El mandatario habló de su entorno y se refirió directamente a su ministro de Trabajo, Eric Woerth, para defender su trabajo, su honestidad y su buen proceder al demostrar, luego de una investigación oficial, que no tenía nada que ver con las irregularidades del financiamiento político y la relación con la multimillonaria Bettencourt. Sin embargo el presidente admitió que ha recomendado a Woerth que se desprenda de su cargo de tesorero de la Unión por un Movimiento Popular (UMP, en el gobierno). Esa recomendación, precisó Sarkozy, tiene como fin que Woerth se centre en la defensa del proyecto de ley de reforma de las pensiones, que tiene previsto aprobar el Gobierno y que prevé retrasar en dos años, hasta los 62, la edad legal de jubilación en Francia.

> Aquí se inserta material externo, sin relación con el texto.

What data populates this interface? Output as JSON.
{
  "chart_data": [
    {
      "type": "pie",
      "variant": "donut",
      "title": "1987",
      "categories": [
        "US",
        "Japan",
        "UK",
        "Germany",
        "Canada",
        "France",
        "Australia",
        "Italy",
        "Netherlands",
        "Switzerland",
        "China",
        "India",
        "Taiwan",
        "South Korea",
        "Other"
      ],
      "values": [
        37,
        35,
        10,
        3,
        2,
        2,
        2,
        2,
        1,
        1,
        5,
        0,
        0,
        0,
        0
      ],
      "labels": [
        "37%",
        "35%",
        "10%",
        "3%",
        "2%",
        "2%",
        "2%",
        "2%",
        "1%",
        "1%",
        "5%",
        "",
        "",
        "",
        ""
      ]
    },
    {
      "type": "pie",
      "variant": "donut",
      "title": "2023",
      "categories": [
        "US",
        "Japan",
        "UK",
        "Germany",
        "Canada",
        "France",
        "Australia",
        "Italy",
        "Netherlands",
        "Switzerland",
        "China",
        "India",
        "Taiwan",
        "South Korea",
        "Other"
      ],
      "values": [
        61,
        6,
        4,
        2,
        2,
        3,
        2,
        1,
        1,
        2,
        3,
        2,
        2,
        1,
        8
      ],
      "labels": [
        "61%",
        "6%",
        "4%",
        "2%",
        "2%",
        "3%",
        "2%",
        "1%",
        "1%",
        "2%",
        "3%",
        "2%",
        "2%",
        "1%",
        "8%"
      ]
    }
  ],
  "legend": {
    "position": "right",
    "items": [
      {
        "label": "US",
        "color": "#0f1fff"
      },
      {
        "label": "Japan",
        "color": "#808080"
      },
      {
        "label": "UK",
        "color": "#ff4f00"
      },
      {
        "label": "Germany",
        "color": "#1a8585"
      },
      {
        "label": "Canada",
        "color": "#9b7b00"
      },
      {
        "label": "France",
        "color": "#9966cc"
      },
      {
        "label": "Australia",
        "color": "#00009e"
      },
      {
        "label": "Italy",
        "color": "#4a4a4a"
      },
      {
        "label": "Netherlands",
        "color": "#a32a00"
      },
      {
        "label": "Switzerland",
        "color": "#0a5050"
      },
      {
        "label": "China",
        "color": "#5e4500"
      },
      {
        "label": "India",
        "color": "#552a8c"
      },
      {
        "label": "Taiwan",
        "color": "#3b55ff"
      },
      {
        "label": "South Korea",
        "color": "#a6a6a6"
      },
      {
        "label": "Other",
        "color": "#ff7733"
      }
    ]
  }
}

Sarkozy manifestó su "total confianza" en Woerth y confirmó que será él quien llevará adelante la reforma de las pensiones, con lo que excluyó al ministro de una remodelación del Gobierno, que, eso sí, confirmó que se anunciará a finales de octubre próximo.
El presidente, entrevistado por el canal de televisión France 2, aseguró que "estaba preparado" para lo que, reiteró, es además una "campaña" en su contra por presuntas irregularidades en la financiación de su partido.
Pero calificó de "vergüenza" que se haya dicho que él mismo cobró dinero de manos de la propia Bettencourt cuando se vio con ésta "en dos o tres ocasiones" a lo largo de 17 años.